Leslie Raymond Fairn (June 25, 1875 – August 13, 1971) was a Canadian architect whose career is notable for its longevity and for the range of styles it encompassed, including Beaux Arts and Modernism. Most of his work was completed in the Maritimes.

==Biography==
He was born in Waterville, Nova Scotia, the oldest of three children of W. H. and Laura (Lyons) Fairn. His father was a schoolteacher. He was married twice, first to Bessie Maude (Tupper) Fairn (1880–1918 ) who died of Spanish Influenza and second to Ethel Elizabeth (Hutchinson) Fairn (1900–1982). He had two daughters from his first marriage and five children from his second.

He attended Acadia University and later studied architecture in Boston, later apprenticing with Edward Elliot in Halifax.
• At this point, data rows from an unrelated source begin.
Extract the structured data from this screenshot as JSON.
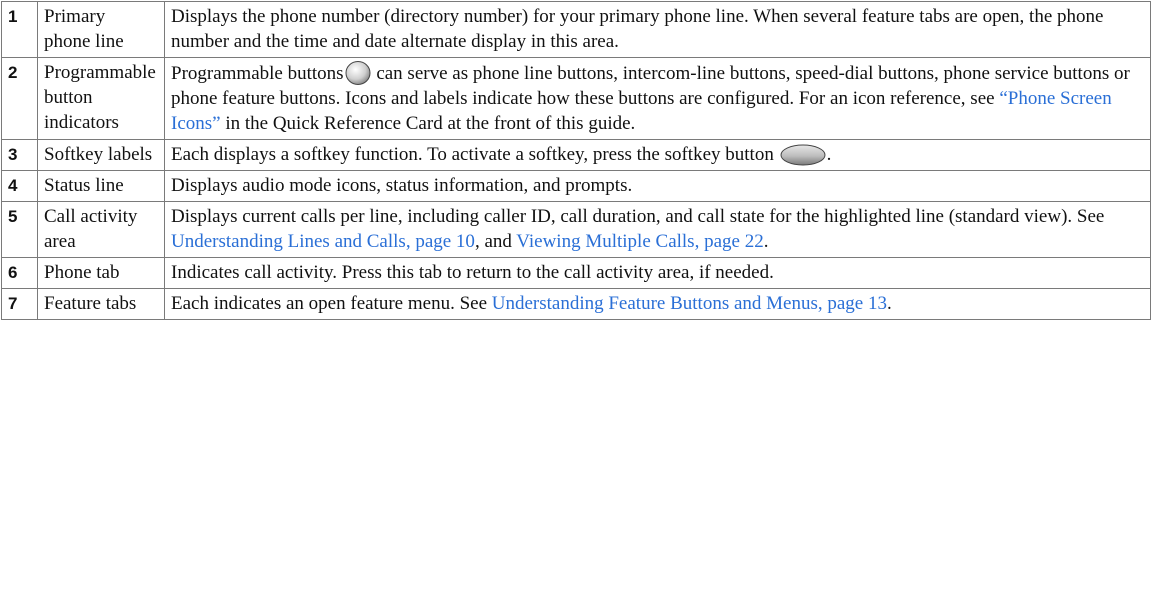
{
  "rows": [
    {
      "num": "1",
      "name": "Primary phone line",
      "desc": "Displays the phone number (directory number) for your primary phone line. When several feature tabs are open, the phone number and the time and date alternate display in this area."
    },
    {
      "num": "2",
      "name": "Programmable button indicators",
      "desc_a": "Programmable buttons",
      "desc_b": " can serve as phone line buttons, intercom-line buttons, speed-dial buttons, phone service buttons or phone feature buttons. Icons and labels indicate how these buttons are configured. For an icon reference, see ",
      "link": "“Phone Screen Icons”",
      "desc_c": " in the Quick Reference Card at the front of this guide.",
      "icon": "round-button-icon"
    },
    {
      "num": "3",
      "name": "Softkey labels",
      "desc_a": "Each displays a softkey function. To activate a softkey, press the softkey button",
      "desc_b": ".",
      "icon": "softkey-button-icon"
    },
    {
      "num": "4",
      "name": "Status line",
      "desc": "Displays audio mode icons, status information, and prompts."
    },
    {
      "num": "5",
      "name": "Call activity area",
      "desc_a": "Displays current calls per line, including caller ID, call duration, and call state for the highlighted line (standard view). See ",
      "link1": "Understanding Lines and Calls, page 10",
      "desc_b": ", and ",
      "link2": "Viewing Multiple Calls, page 22",
      "desc_c": "."
    },
    {
      "num": "6",
      "name": "Phone tab",
      "desc": "Indicates call activity. Press this tab to return to the call activity area, if needed."
    },
    {
      "num": "7",
      "name": "Feature tabs",
      "desc_a": "Each indicates an open feature menu. See ",
      "link": "Understanding Feature Buttons and Menus, page 13",
      "desc_b": "."
    }
  ],
  "colors": {
    "link": "#2a6fd6",
    "border": "#7a7a7a"
  }
}
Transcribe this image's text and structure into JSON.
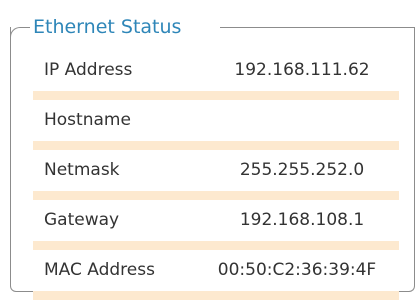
{
  "panel": {
    "title": "Ethernet Status",
    "colors": {
      "title": "#2e86b8",
      "border": "#8c8c8c",
      "row_separator": "#fde9cf",
      "text": "#333333"
    },
    "rows": [
      {
        "label": "IP Address",
        "value": "192.168.111.62"
      },
      {
        "label": "Hostname",
        "value": ""
      },
      {
        "label": "Netmask",
        "value": "255.255.252.0"
      },
      {
        "label": "Gateway",
        "value": "192.168.108.1"
      },
      {
        "label": "MAC Address",
        "value": "00:50:C2:36:39:4F"
      }
    ]
  }
}
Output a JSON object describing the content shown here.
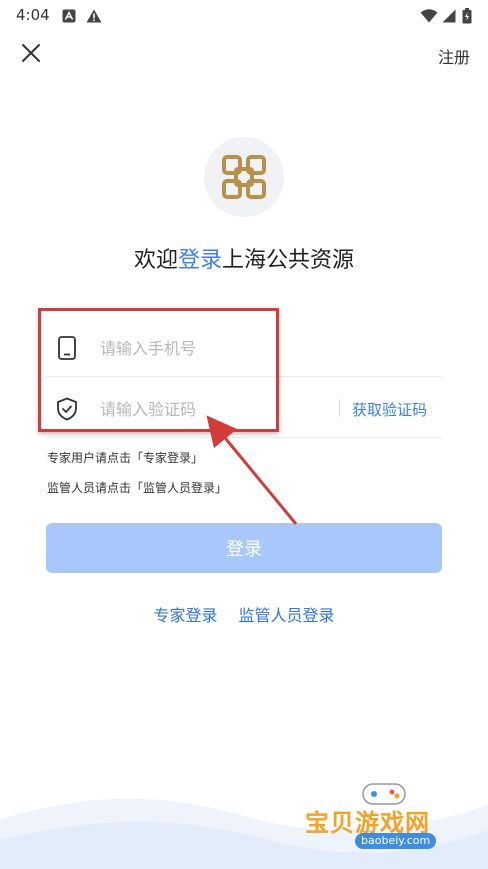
{
  "status_bar": {
    "time": "4:04"
  },
  "header": {
    "register_label": "注册"
  },
  "welcome": {
    "prefix": "欢迎",
    "accent": "登录",
    "suffix": "上海公共资源"
  },
  "form": {
    "phone_placeholder": "请输入手机号",
    "phone_value": "",
    "code_placeholder": "请输入验证码",
    "code_value": "",
    "get_code_label": "获取验证码"
  },
  "hints": {
    "expert": "专家用户请点击「专家登录」",
    "supervisor": "监管人员请点击「监管人员登录」"
  },
  "login_button_label": "登录",
  "links": {
    "expert_login": "专家登录",
    "supervisor_login": "监管人员登录"
  },
  "watermark": {
    "title": "宝贝游戏网",
    "url": "baobeiy.com"
  },
  "colors": {
    "accent": "#3b7ff0",
    "login_button": "#a8c7fb",
    "annotation": "#d43b3b",
    "logo_gold": "#b8924a"
  }
}
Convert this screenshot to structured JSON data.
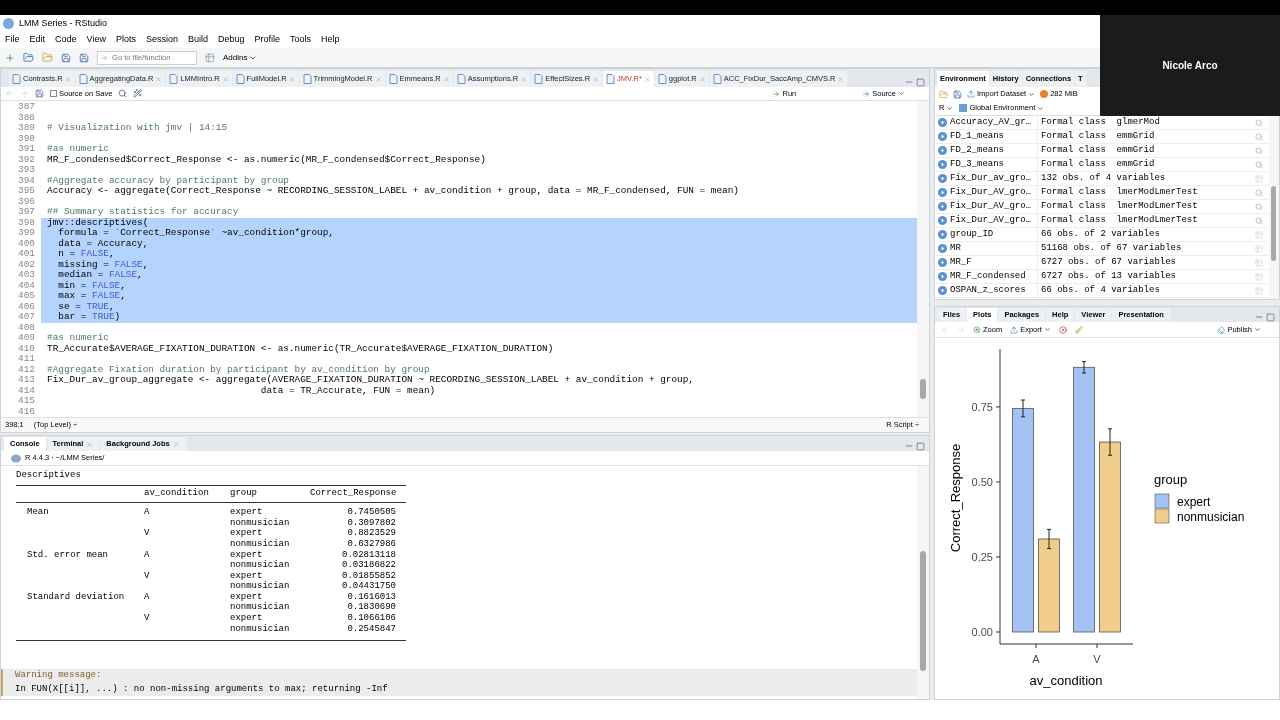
{
  "window": {
    "title": "LMM Series - RStudio"
  },
  "menu": [
    "File",
    "Edit",
    "Code",
    "View",
    "Plots",
    "Session",
    "Build",
    "Debug",
    "Profile",
    "Tools",
    "Help"
  ],
  "toolbar": {
    "goto_placeholder": "Go to file/function",
    "addins": "Addins"
  },
  "editor": {
    "tabs": [
      {
        "label": "Contrasts.R",
        "selected": false
      },
      {
        "label": "AggregatingData.R",
        "selected": false
      },
      {
        "label": "LMMIntro.R",
        "selected": false
      },
      {
        "label": "FullModel.R",
        "selected": false
      },
      {
        "label": "TrimmingModel.R",
        "selected": false
      },
      {
        "label": "Emmeans.R",
        "selected": false
      },
      {
        "label": "Assumptions.R",
        "selected": false
      },
      {
        "label": "EffectSizes.R",
        "selected": false
      },
      {
        "label": "JMV.R*",
        "selected": true
      },
      {
        "label": "ggplot.R",
        "selected": false
      },
      {
        "label": "ACC_FixDur_SaccAmp_CMVS.R",
        "selected": false
      }
    ],
    "source_on_save": {
      "label": "Source on Save",
      "checked": false
    },
    "run": "Run",
    "source": "Source",
    "lines": [
      {
        "number": "387",
        "kind": "blank",
        "selected": false
      },
      {
        "number": "388",
        "kind": "blank",
        "selected": false
      },
      {
        "number": "389",
        "kind": "comment",
        "text": "# Visualization with jmv | 14:15",
        "selected": false
      },
      {
        "number": "390",
        "kind": "blank",
        "selected": false
      },
      {
        "number": "391",
        "kind": "comment",
        "text": "#as numeric",
        "selected": false
      },
      {
        "number": "392",
        "kind": "code",
        "text": "MR_F_condensed$Correct_Response <- as.numeric(MR_F_condensed$Correct_Response)",
        "selected": false
      },
      {
        "number": "393",
        "kind": "blank",
        "selected": false
      },
      {
        "number": "394",
        "kind": "comment",
        "text": "#Aggregate accuracy by participant by group",
        "selected": false
      },
      {
        "number": "395",
        "kind": "code",
        "text": "Accuracy <- aggregate(Correct_Response ~ RECORDING_SESSION_LABEL + av_condition + group, data = MR_F_condensed, FUN = mean)",
        "selected": false
      },
      {
        "number": "396",
        "kind": "blank",
        "selected": false
      },
      {
        "number": "397",
        "kind": "comment",
        "text": "## Summary statistics for accuracy",
        "selected": false
      },
      {
        "number": "398",
        "kind": "code",
        "text": "jmv::descriptives(",
        "selected": true
      },
      {
        "number": "399",
        "kind": "code",
        "text": "  formula = `Correct_Response` ~av_condition*group,",
        "selected": true
      },
      {
        "number": "400",
        "kind": "code",
        "text": "  data = Accuracy,",
        "selected": true
      },
      {
        "number": "401",
        "kind": "mixed",
        "parts": [
          {
            "text": "  n = ",
            "kind": "code"
          },
          {
            "text": "FALSE",
            "kind": "constant"
          },
          {
            "text": ",",
            "kind": "code"
          }
        ],
        "selected": true
      },
      {
        "number": "402",
        "kind": "mixed",
        "parts": [
          {
            "text": "  missing = ",
            "kind": "code"
          },
          {
            "text": "FALSE",
            "kind": "constant"
          },
          {
            "text": ",",
            "kind": "code"
          }
        ],
        "selected": true
      },
      {
        "number": "403",
        "kind": "mixed",
        "parts": [
          {
            "text": "  median = ",
            "kind": "code"
          },
          {
            "text": "FALSE",
            "kind": "constant"
          },
          {
            "text": ",",
            "kind": "code"
          }
        ],
        "selected": true
      },
      {
        "number": "404",
        "kind": "mixed",
        "parts": [
          {
            "text": "  min = ",
            "kind": "code"
          },
          {
            "text": "FALSE",
            "kind": "constant"
          },
          {
            "text": ",",
            "kind": "code"
          }
        ],
        "selected": true
      },
      {
        "number": "405",
        "kind": "mixed",
        "parts": [
          {
            "text": "  max = ",
            "kind": "code"
          },
          {
            "text": "FALSE",
            "kind": "constant"
          },
          {
            "text": ",",
            "kind": "code"
          }
        ],
        "selected": true
      },
      {
        "number": "406",
        "kind": "mixed",
        "parts": [
          {
            "text": "  se = ",
            "kind": "code"
          },
          {
            "text": "TRUE",
            "kind": "constant"
          },
          {
            "text": ",",
            "kind": "code"
          }
        ],
        "selected": true
      },
      {
        "number": "407",
        "kind": "mixed",
        "parts": [
          {
            "text": "  bar = ",
            "kind": "code"
          },
          {
            "text": "TRUE",
            "kind": "constant"
          },
          {
            "text": ")",
            "kind": "code"
          }
        ],
        "selected": true
      },
      {
        "number": "408",
        "kind": "blank",
        "selected": false
      },
      {
        "number": "409",
        "kind": "comment",
        "text": "#as numeric",
        "selected": false
      },
      {
        "number": "410",
        "kind": "code",
        "text": "TR_Accurate$AVERAGE_FIXATION_DURATION <- as.numeric(TR_Accurate$AVERAGE_FIXATION_DURATION)",
        "selected": false
      },
      {
        "number": "411",
        "kind": "blank",
        "selected": false
      },
      {
        "number": "412",
        "kind": "comment",
        "text": "#Aggregate Fixation duration by participant by av_condition by group",
        "selected": false
      },
      {
        "number": "413",
        "kind": "code",
        "text": "Fix_Dur_av_group_aggregate <- aggregate(AVERAGE_FIXATION_DURATION ~ RECORDING_SESSION_LABEL + av_condition + group,",
        "selected": false
      },
      {
        "number": "414",
        "kind": "code",
        "text": "                                      data = TR_Accurate, FUN = mean)",
        "selected": false
      },
      {
        "number": "415",
        "kind": "blank",
        "selected": false
      },
      {
        "number": "416",
        "kind": "blank",
        "selected": false
      }
    ],
    "status": {
      "position": "398:1",
      "scope": "(Top Level) ÷",
      "file_type": "R Script ÷"
    }
  },
  "console": {
    "tabs": [
      {
        "label": "Console",
        "selected": true
      },
      {
        "label": "Terminal",
        "selected": false
      },
      {
        "label": "Background Jobs",
        "selected": false
      }
    ],
    "path": "R 4.4.3 · ~/LMM Series/",
    "title": "Descriptives",
    "columns": [
      "av_condition",
      "group",
      "Correct_Response"
    ],
    "stats": [
      {
        "label": "Mean",
        "conditions": [
          {
            "label": "A",
            "groups": [
              {
                "group": "expert",
                "value": "0.7450505"
              },
              {
                "group": "nonmusician",
                "value": "0.3097802"
              }
            ]
          },
          {
            "label": "V",
            "groups": [
              {
                "group": "expert",
                "value": "0.8823529"
              },
              {
                "group": "nonmusician",
                "value": "0.6327986"
              }
            ]
          }
        ]
      },
      {
        "label": "Std. error mean",
        "conditions": [
          {
            "label": "A",
            "groups": [
              {
                "group": "expert",
                "value": "0.02813118"
              },
              {
                "group": "nonmusician",
                "value": "0.03186822"
              }
            ]
          },
          {
            "label": "V",
            "groups": [
              {
                "group": "expert",
                "value": "0.01855852"
              },
              {
                "group": "nonmusician",
                "value": "0.04431750"
              }
            ]
          }
        ]
      },
      {
        "label": "Standard deviation",
        "conditions": [
          {
            "label": "A",
            "groups": [
              {
                "group": "expert",
                "value": "0.1616013"
              },
              {
                "group": "nonmusician",
                "value": "0.1830690"
              }
            ]
          },
          {
            "label": "V",
            "groups": [
              {
                "group": "expert",
                "value": "0.1066106"
              },
              {
                "group": "nonmusician",
                "value": "0.2545847"
              }
            ]
          }
        ]
      }
    ],
    "warning": {
      "title": "Warning message:",
      "text": "In FUN(X[[i]], ...) : no non-missing arguments to max; returning -Inf"
    }
  },
  "environment": {
    "tabs": [
      {
        "label": "Environment",
        "selected": true
      },
      {
        "label": "History",
        "selected": false
      },
      {
        "label": "Connections",
        "selected": false
      },
      {
        "label": "T",
        "selected": false
      }
    ],
    "import": "Import Dataset",
    "memory": "282 MiB",
    "language": "R",
    "scope": "Global Environment",
    "rows": [
      {
        "name": "Accuracy_AV_gr…",
        "value": "Formal class  glmerMod",
        "kind": "object"
      },
      {
        "name": "FD_1_means",
        "value": "Formal class  emmGrid",
        "kind": "object"
      },
      {
        "name": "FD_2_means",
        "value": "Formal class  emmGrid",
        "kind": "object"
      },
      {
        "name": "FD_3_means",
        "value": "Formal class  emmGrid",
        "kind": "object"
      },
      {
        "name": "Fix_Dur_av_gro…",
        "value": "132 obs. of 4 variables",
        "kind": "data"
      },
      {
        "name": "Fix_Dur_AV_gro…",
        "value": "Formal class  lmerModLmerTest",
        "kind": "object"
      },
      {
        "name": "Fix_Dur_AV_gro…",
        "value": "Formal class  lmerModLmerTest",
        "kind": "object"
      },
      {
        "name": "Fix_Dur_AV_gro…",
        "value": "Formal class  lmerModLmerTest",
        "kind": "object"
      },
      {
        "name": "group_ID",
        "value": "66 obs. of 2 variables",
        "kind": "data"
      },
      {
        "name": "MR",
        "value": "51168 obs. of 67 variables",
        "kind": "data"
      },
      {
        "name": "MR_F",
        "value": "6727 obs. of 67 variables",
        "kind": "data"
      },
      {
        "name": "MR_F_condensed",
        "value": "6727 obs. of 13 variables",
        "kind": "data"
      },
      {
        "name": "OSPAN_z_scores",
        "value": "66 obs. of 4 variables",
        "kind": "data"
      }
    ]
  },
  "plots": {
    "tabs": [
      {
        "label": "Files",
        "selected": false
      },
      {
        "label": "Plots",
        "selected": true
      },
      {
        "label": "Packages",
        "selected": false
      },
      {
        "label": "Help",
        "selected": false
      },
      {
        "label": "Viewer",
        "selected": false
      },
      {
        "label": "Presentation",
        "selected": false
      }
    ],
    "zoom": "Zoom",
    "export": "Export",
    "publish": "Publish",
    "chart_data": {
      "type": "bar",
      "xlabel": "av_condition",
      "ylabel": "Correct_Response",
      "legend": {
        "title": "group"
      },
      "categories": [
        "A",
        "V"
      ],
      "series": [
        {
          "name": "expert",
          "color": "#a4c2f4",
          "values": [
            0.745,
            0.882
          ],
          "errors": [
            0.028,
            0.019
          ]
        },
        {
          "name": "nonmusician",
          "color": "#f0cd8a",
          "values": [
            0.31,
            0.633
          ],
          "errors": [
            0.032,
            0.044
          ]
        }
      ],
      "ylim": [
        -0.04,
        0.943
      ],
      "yticks": [
        {
          "value": 0,
          "label": "0.00"
        },
        {
          "value": 0.25,
          "label": "0.25"
        },
        {
          "value": 0.5,
          "label": "0.50"
        },
        {
          "value": 0.75,
          "label": "0.75"
        }
      ]
    }
  },
  "video": {
    "participant": "Nicole Arco"
  }
}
Beginning about 1901, he earned a living as Principal of Drawing and Manual Training at Horton College (Acadia University) in Wolfville. One of his first commissions was the Kings County Courthouse, completed in nearby Kentville in 1903, and in 1904 he moved to Aylesford where he began to practice full-time. He became a charter member of the Royal Architectural Institute of Canada (RAIC) in 1907 and was made a Fellow in 1939. He was also a founder of the Nova Scotia Association of Architects (NSAA).

In 1932 he moved to Wolfville where he continued to practice until his death at the age of 96. Meanwhile, around 1946 he opened an office in Halifax which was managed by his son Laird L. Fairn. This company handled large projects and was known as Leslie R. Fairn & Associates.

His career lasted 65 years, earning him the unofficial title of dean of Nova Scotia architects.
His style ranged from Beaux Arts to Richardsonian Romanesque to Classical Revival and Modernism.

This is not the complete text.